One of the primary reasons the labor market remains weak is that construction activity is relatively low, resulting in a reduced demand for construction workers. My friends in the building industry argue that because housing starts are at historic lows, we are actually not building enough housing. While I’m open to that as a possibility, and believe it to be the case in select markets, nationally the evidence suggests otherwise.
First of all, the monthly supply of new homes — that is the time that would be required to sell off the current inventory — is still relatively high at just under seven months, as shown in the following figure. Granted this is significantly below the 12 month peak we saw at the beginning of 2009. So without a doubt this number is moving in the right direction, but it still has a little ways to go. I will be far more optmistic about the housing market when we get to around five months’ new supply.

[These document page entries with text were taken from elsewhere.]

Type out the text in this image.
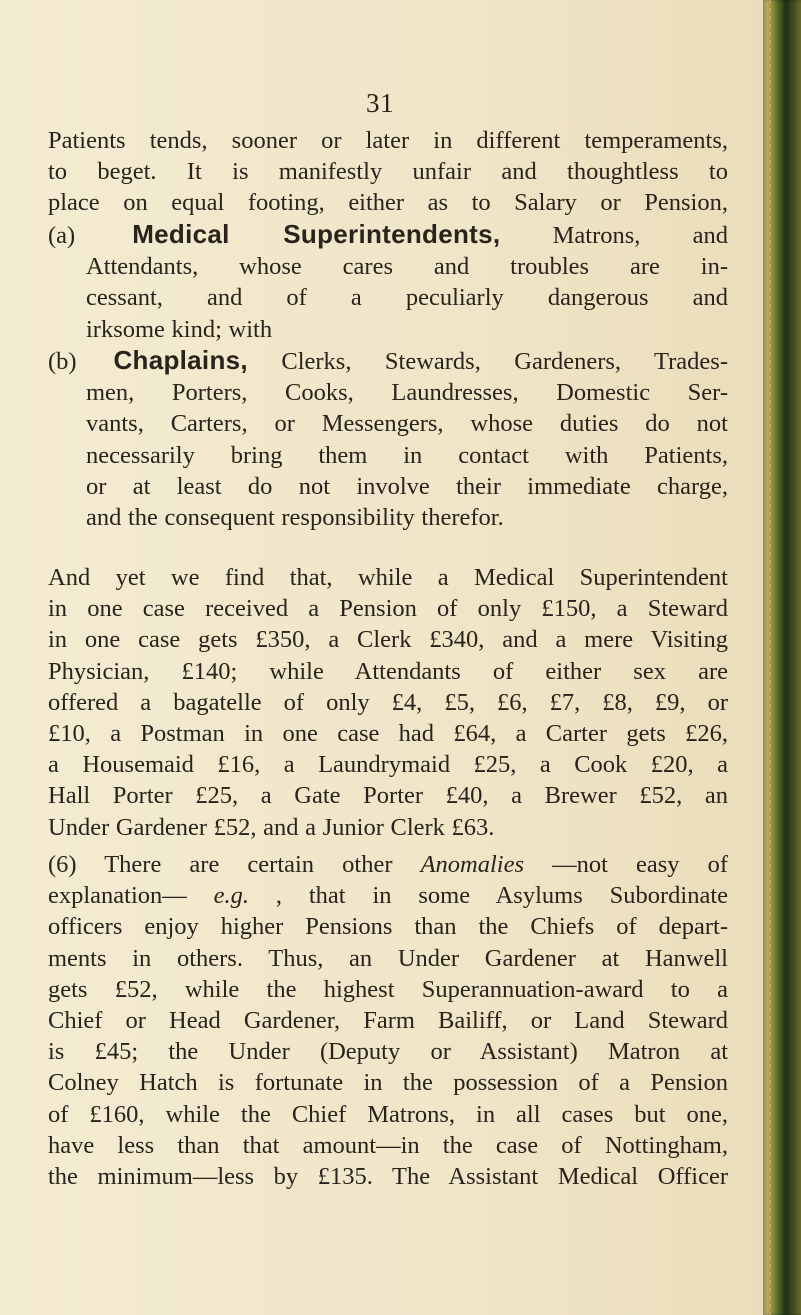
31
Patients tends, sooner or later in different temperaments,
to beget. It is manifestly unfair and thoughtless to
place on equal footing, either as to Salary or Pension,
(a) Medical Superintendents, Matrons, and
Attendants, whose cares and troubles are in-
cessant, and of a peculiarly dangerous and
irksome kind; with
(b) Chaplains, Clerks, Stewards, Gardeners, Trades-
men, Porters, Cooks, Laundresses, Domestic Ser-
vants, Carters, or Messengers, whose duties do not
necessarily bring them in contact with Patients,
or at least do not involve their immediate charge,
and the consequent responsibility therefor.
And yet we find that, while a Medical Superintendent
in one case received a Pension of only £150, a Steward
in one case gets £350, a Clerk £340, and a mere Visiting
Physician, £140; while Attendants of either sex are
offered a bagatelle of only £4, £5, £6, £7, £8, £9, or
£10, a Postman in one case had £64, a Carter gets £26,
a Housemaid £16, a Laundrymaid £25, a Cook £20, a
Hall Porter £25, a Gate Porter £40, a Brewer £52, an
Under Gardener £52, and a Junior Clerk £63.
(6) There are certain other Anomalies —not easy of
explanation— e.g. , that in some Asylums Subordinate
officers enjoy higher Pensions than the Chiefs of depart-
ments in others. Thus, an Under Gardener at Hanwell
gets £52, while the highest Superannuation-award to a
Chief or Head Gardener, Farm Bailiff, or Land Steward
is £45; the Under (Deputy or Assistant) Matron at
Colney Hatch is fortunate in the possession of a Pension
of £160, while the Chief Matrons, in all cases but one,
have less than that amount—in the case of Nottingham,
the minimum—less by £135. The Assistant Medical Officer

Second, if you compare sales to new housing starts*, which the next graph does, you see that we are back in the range of where these two numbers are largely in historical balance. Sales are no longer working off the existing inventory, not like we were in 2009. So while construction activity is low, it is still more than sufficient to meet current levels of demand. The question for debate is, really, when will demand increase and how much will it increase? Personally I have a hard time seeing a lot of the speculative demand for housing coming back soon, at least not without further large price declines. In terms of additional demand coming from delayed household formations, I am confident that builders will be more than able to meet that demand when it comes back — but I also doubt that demand will be large enough to put 2 million unemployed construction workers back to work.
*(Sales to starts generally falls far below 1.0 for a varietyof reasons, including that some starts do not ever reach completion, and that some are built by the owner and never sold. It is extremely unusual to see that ratio surpass 1.0, as it did in 2009.)